FWC co-champion
- Conference: Far Western Conference

Ranking
- Coaches: No. 16 (UPI small college)
- Record: 8–2 (4–1 FWC)
- Head coach: Phil Sarboe (11th season);
- Home stadium: Redwood Bowl

= 1961 Humboldt State Lumberjacks football team =

American college football season

The 1961 Humboldt State Lumberjacks football team was an American football team that represented Humboldt State College (now known as California State Polytechnic University, Humboldt) as a member of the Far Western Conference (FWC) during the 1961 college football season. In their 11th year under head coach Phil Sarboe, the Lumberjacks compiled an 8–2 record (4–1 in conference games), tied for the FWC championship with San Francisco State, and outscored opponents by a total of 239 to 112. They were ranked No. 13 and No. 16 in the final AP and UPI small college polls.

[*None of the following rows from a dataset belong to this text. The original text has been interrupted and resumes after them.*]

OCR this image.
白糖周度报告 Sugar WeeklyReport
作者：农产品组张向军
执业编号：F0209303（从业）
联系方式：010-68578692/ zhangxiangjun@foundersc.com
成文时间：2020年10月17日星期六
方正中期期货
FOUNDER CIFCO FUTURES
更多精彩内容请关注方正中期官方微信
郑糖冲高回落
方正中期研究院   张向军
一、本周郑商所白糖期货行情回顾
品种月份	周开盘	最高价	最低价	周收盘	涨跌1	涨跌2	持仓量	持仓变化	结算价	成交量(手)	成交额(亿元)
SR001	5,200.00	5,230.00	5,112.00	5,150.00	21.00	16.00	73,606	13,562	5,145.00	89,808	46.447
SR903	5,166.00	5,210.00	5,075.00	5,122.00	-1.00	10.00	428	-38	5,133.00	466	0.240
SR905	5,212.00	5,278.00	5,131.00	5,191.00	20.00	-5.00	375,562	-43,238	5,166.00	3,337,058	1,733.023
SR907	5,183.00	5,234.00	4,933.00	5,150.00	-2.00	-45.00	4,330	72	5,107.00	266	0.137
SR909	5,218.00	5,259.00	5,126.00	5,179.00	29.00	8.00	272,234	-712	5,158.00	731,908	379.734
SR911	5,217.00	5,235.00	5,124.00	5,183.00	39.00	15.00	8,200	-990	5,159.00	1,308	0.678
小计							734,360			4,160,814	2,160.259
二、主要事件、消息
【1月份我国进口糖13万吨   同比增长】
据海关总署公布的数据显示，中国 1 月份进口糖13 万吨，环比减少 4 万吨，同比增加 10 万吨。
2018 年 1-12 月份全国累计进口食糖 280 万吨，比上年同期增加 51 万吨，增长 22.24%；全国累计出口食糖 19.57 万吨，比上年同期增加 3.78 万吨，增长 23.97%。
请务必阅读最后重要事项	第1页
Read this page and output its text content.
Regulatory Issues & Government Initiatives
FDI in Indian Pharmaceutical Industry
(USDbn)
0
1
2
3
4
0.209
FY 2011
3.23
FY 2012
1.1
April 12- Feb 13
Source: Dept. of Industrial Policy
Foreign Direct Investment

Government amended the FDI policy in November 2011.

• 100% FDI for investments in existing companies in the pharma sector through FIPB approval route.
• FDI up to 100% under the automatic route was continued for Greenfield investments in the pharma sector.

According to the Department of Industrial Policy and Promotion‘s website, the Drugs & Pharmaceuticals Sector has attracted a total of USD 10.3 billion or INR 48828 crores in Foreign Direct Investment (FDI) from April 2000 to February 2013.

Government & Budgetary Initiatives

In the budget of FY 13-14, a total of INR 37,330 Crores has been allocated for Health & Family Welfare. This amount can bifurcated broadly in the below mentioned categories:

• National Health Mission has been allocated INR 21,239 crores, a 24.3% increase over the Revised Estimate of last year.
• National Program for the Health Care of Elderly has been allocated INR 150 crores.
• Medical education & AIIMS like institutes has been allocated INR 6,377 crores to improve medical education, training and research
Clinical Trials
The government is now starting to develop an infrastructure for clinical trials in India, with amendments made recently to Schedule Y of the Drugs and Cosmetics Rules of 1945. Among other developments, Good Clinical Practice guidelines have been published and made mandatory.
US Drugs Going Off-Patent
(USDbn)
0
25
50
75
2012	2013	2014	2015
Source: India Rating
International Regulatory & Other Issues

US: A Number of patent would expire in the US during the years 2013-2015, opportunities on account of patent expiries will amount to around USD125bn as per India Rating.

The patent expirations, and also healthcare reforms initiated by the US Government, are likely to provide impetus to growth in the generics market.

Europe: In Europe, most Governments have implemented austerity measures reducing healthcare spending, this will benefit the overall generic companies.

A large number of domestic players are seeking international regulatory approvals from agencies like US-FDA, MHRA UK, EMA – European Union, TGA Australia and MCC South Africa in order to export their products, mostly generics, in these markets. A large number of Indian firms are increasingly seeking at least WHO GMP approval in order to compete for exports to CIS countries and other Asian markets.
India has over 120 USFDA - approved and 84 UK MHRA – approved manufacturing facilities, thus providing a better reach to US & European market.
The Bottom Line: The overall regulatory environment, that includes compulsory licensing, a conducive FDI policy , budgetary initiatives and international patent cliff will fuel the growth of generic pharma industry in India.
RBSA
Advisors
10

The team's statistical leaders included fullback Ed White (696 rushing yards), quarterback Monty Feekes (356 passing yards), and end Drew Roberts (36 receptions, 507 yards). Five Humboldt players were selected as first-team players on the 1961 All-Far Western Conference football team: fullback Ed White; offensive end Drew Roberts; offensive tackle Vester Flanagan; offensive guard Al Frakes; defensive end Jim Walker; and defensive halfback Dennis Guiuntini.

The team played its home games at the Redwood Bowl in Arcata, California.

==Schedule==

| Date | Opponent | Rank | Site | Result | Attendance | Source |
| September 23 | Eastern Washington* |  | Redwood Bowl; Arcata, CA; | W 53–0 | 5,500 |  |
| September 30 | at Willamette* |  | McCulloch Stadium; Salem, OR; | W 27–13 | 4,500 |  |
| October 7 | at San Francisco State | No. 5 AP / 4 UPI | Cox Stadium; San Francisco, CA; | W 7–6 | 6,200 |  |
| October 14 | at Sacramento State | No. 2 AP / 6 UPI | Charles C. Hughes Stadium; Sacramento, CA; | L 7–19 | 6,000 |  |
| October 21 | UC Davis | No. 9 UPI | Redwood Bowl; Arcata, CA; | W 20–18 | 5,500 |  |
| October 28 | Oregon Tech* | No. 14 UPI | Redwood Bowl; Arcata, CA; | W 46–6 | 4,500 |  |
| November 4 | at Chico State | No. 15 UPI | College Field; Chico, CA; | W 29–12 | 5,000 |  |
| November 11 | Nevada | No. 16 UPI | Redwood Bowl; Arcata, CA; | W 16–14 | 7,500 |  |
| November 18 | Central Washington* | No. 17 UPI | Redwood Bowl; Arcata, CA; | W 34–14 | 5,000 |  |
| November 23 | Whitworth* | No. 16 UPI | Redwood Bowl; Arcata, CA; | L 0–10 | 3,500 |  |
*Non-conference game; Homecoming; Rankings from AP/UPI Poll released prior to the game;

==Statistics==
The Lumberjacks tallied 2,803 yards of total offense (280.3 per game), consisting of 1,857 rushing yards (185.7 per game) and 946 passing yards (94.6 per game). On defense, they gave up 2,075 yards (207.5 per game) with 1,376 rushing yards (137.6 per game) and 699 passing yards (69.9 per game).

Quarterback Monty Feekes completed 34 of 63 passes for 356 yards with two touchdowns and three interceptions. Backup quarterback Roger Toftt completed 20 of 41 passes for 279 yards.

Fullback Ed White led the team in rushing with 696 yards on 147 carries. Halfback Frank Buda ranked second with 552 yards on 121 carries. Buda led the team in scoring with 66 points on 11 touchdowns.

The team's leading receivers were ends Drew Roberts (36 catches, 507 yards) and Ron Remington (five catches for 167 yards).

==Awards and honors==
Six Humboldt players were selected by the conference coaches and athletic directors for first-team honors on the 1961 All-Far Western Conference football team: end Drew Roberts; tackle Vester Flanagan; guard Al Frakes; fullback Ed White; defensive end Jim Walker; and defensive halfback Dennis Giuntini. Two others were named to the second team: center Parker Pollock and wingback Earl Love.